If that sounds dry and esoteric, then you may not realize how many decades it took for popular music to be regarded as anything more than ice cream cones on the hottest day of summer, briefly satisfying and quickly forgotten.
Whitburn, who died Tuesday at the age of 82, founded Record Research, a company whose primary product was dozens of books detailing the Billboard magazine charts of best-selling records, back to 1890 when records as we know them barely existed.
Whitburn’s books became bibles to music journalists and historians. They were the most opened books in many writers’ libraries. Including mine.
Record Research books contain no commentary, no critical assessments, no essays on the meaning of the music they chronicle. They are reference books in the strictest and most valuable sense of the word.
The core books, which cover early popular music, modern popular music, country, R&B/hip-hop, adult contemporary, Christmas and every other genre for which Billboard published sales/popularity charts, stand out for their meticulous accuracy. Not just the chart numbers and history, but song titles precisely as they appeared on the record.
To ensure that level of care, Whitburn created an unassailable primary source. His personal collection included every record that appeared on any of the charts he chronicled.
If it was printed in Whitburn it was correct, which may sound like it should be a given, but in fact marked a major advance in popular music discography.
The reference books before Whitburn tended toward sloppy and incomplete. Whitburn recalled in a 2005 video that when he first asked Billboard itself for an historical listing, he received only a mimeographed list of the “top 1000” records of all time, riddled with misspellings and mistakes.
And that’s the point here: Popular music was considered so ephemeral, so unworthy of serious cultural consideration, that even the leading music trade publication didn’t see any reason to offer anything other than an indifferent wave at its history.
That dismissive attitude had hung over popular music for decades, despite the efforts of a few serious writers like big band historian George Simon.
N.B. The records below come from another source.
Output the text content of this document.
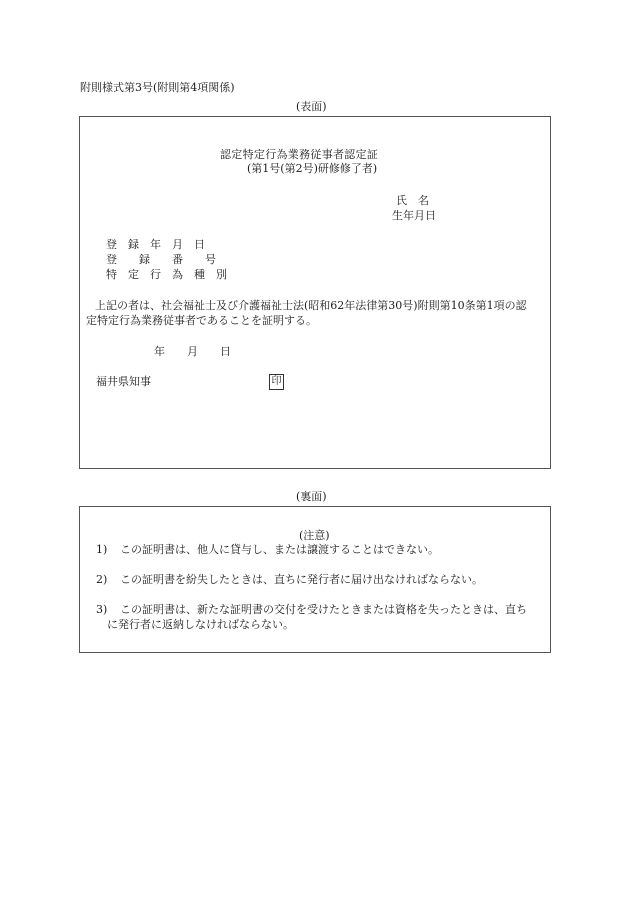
附則様式第3号(附則第4項関係)
(表面)
認定特定行為業務従事者認定証
(第1号(第2号)研修修了者)
氏　名
生年月日
登　録　年　月　日
登　　録　　番　　号
特　定　行　為　種　別
上記の者は、社会福祉士及び介護福祉士法(昭和62年法律第30号)附則第10条第1項の認
定特定行為業務従事者であることを証明する。
年　　月　　日
福井県知事	印
(裏面)
(注意)
1) この証明書は、他人に貸与し、または譲渡することはできない。
2) この証明書を紛失したときは、直ちに発行者に届け出なければならない。
3) この証明書は、新たな証明書の交付を受けたときまたは資格を失ったときは、直ち
に発行者に返納しなければならない。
Ragtime, jazz, swing, country, R&B and other popular genres were routinely trashed by defenders of “good” music, and when rock ’n’ roll showed up in the mid-1950s, those defenders — like Frank Sinatra — confidently declared that we had reached the bottom and this cacophony would soon implode.
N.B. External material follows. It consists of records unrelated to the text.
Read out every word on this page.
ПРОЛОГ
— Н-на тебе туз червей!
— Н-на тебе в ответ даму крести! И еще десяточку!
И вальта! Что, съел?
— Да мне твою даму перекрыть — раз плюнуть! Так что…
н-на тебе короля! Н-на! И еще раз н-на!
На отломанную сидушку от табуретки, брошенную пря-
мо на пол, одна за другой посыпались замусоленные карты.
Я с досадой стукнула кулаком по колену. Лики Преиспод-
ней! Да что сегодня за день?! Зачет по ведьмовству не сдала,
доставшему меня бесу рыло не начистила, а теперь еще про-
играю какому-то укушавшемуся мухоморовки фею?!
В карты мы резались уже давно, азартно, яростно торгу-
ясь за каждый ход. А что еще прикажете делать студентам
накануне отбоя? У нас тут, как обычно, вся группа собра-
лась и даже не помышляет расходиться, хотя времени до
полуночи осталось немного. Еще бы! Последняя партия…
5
They were wrong, Daddy-O. Still, their contempt fueled the notion that popular music, particularly the kind embraced by teenagers, was hardly music at all.
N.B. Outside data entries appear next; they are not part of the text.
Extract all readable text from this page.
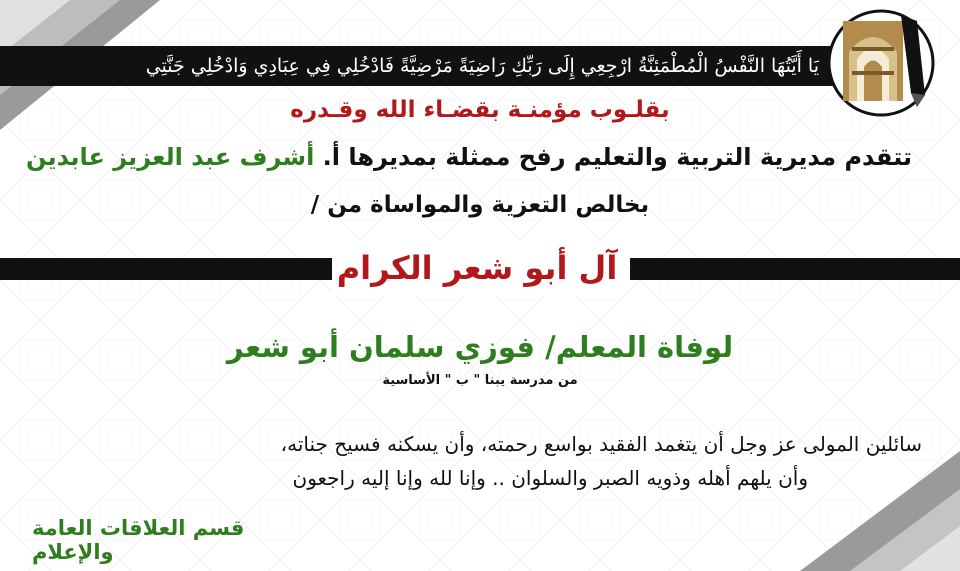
يَا أَيَّتُهَا النَّفْسُ الْمُطْمَئِنَّةُ ارْجِعِي إِلَى رَبِّكِ رَاضِيَةً مَرْضِيَّةً فَادْخُلِي فِي عِبَادِي وَادْخُلِي جَنَّتِي
بقلـوب مؤمنـة بقضـاء الله وقـدره
تتقدم مديرية التربية والتعليم رفح ممثلة بمديرها أ. أشرف عبد العزيز عابدين
بخالص التعزية والمواساة من /
آل أبو شعر الكرام
لوفاة المعلم/ فوزي سلمان أبو شعر
من مدرسة يبنا " ب " الأساسية
سائلين المولى عز وجل أن يتغمد الفقيد بواسع رحمته، وأن يسكنه فسيح جناته،
وأن يلهم أهله وذويه الصبر والسلوان .. وإنا لله وإنا إليه راجعون
قسم العلاقات العامة والإعلام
Whitburn didn’t set out with a mission to challenge that attitude. He just wanted a reference book that would accurately record the music Americans had historically listened to and bought. The funny thing is that because of that strict adherence to names and numbers, his books become an even more powerful defense of popular music. Collectively they remind us how much of America — like, almost all of it — has been touched by something in this purportedly valueless music.
By the time Whitburn released his first book, in 1970, other writers and publications were tackling the lack of respect more directly. Rolling Stone magazine launched in 1967, around the same time as articulate fanzines and magazines like Creem. Veteran newspaper and magazine writers like Robert Shelton, Nat Hentoff and Ralph Gleason treated rock ’n’ roll and its allied forms as culture to which we should pay attention.
What Whitburn provided, starting with that 1970 book, was ammunition, unimpeachable data on how popular music had rolled since the days when most people bought their favorite songs as sheet music.
Whitburn said the popularity of this data surprised him, since he figured he might be the lone geek who cared about it. It was out of pure personal interest that one day in 1965 he was looking through old Billboards and wrote down the chart history of Ricky Nelson’s “Poor Little Fool” on an index card. Five years later, he had enough index cards for the first book.
Billboard initially was outraged, threatening to shut down Whitburn for appropriating its intellectual property. Instead the two sides met and struck a licensing deal, giving Billboard a 30% royalty and Whitburn exclusive rights to the data.
Whitburn was no absentee landlord. He was a record collector before he was a publisher, and that’s what he remained, with a “vault” in which he had meticulously filed and cataloged everything from Al Jolson 78s to 45s, LPs, picture sleeves, CDs and video.
When he walked the camera through the vault in that 2005 video, he talked like a record collector, clearly proud that he had found original releases and that he could say most of the records were in mint or near-mint condition.
Record collectors, probably like collectors of anything, can be a strange bunch. In Joel Whitburn’s case, he had the not-at-all-strange idea that these records he collected deserved books that memorialized their moment in the sun and therefore their legacy beyond.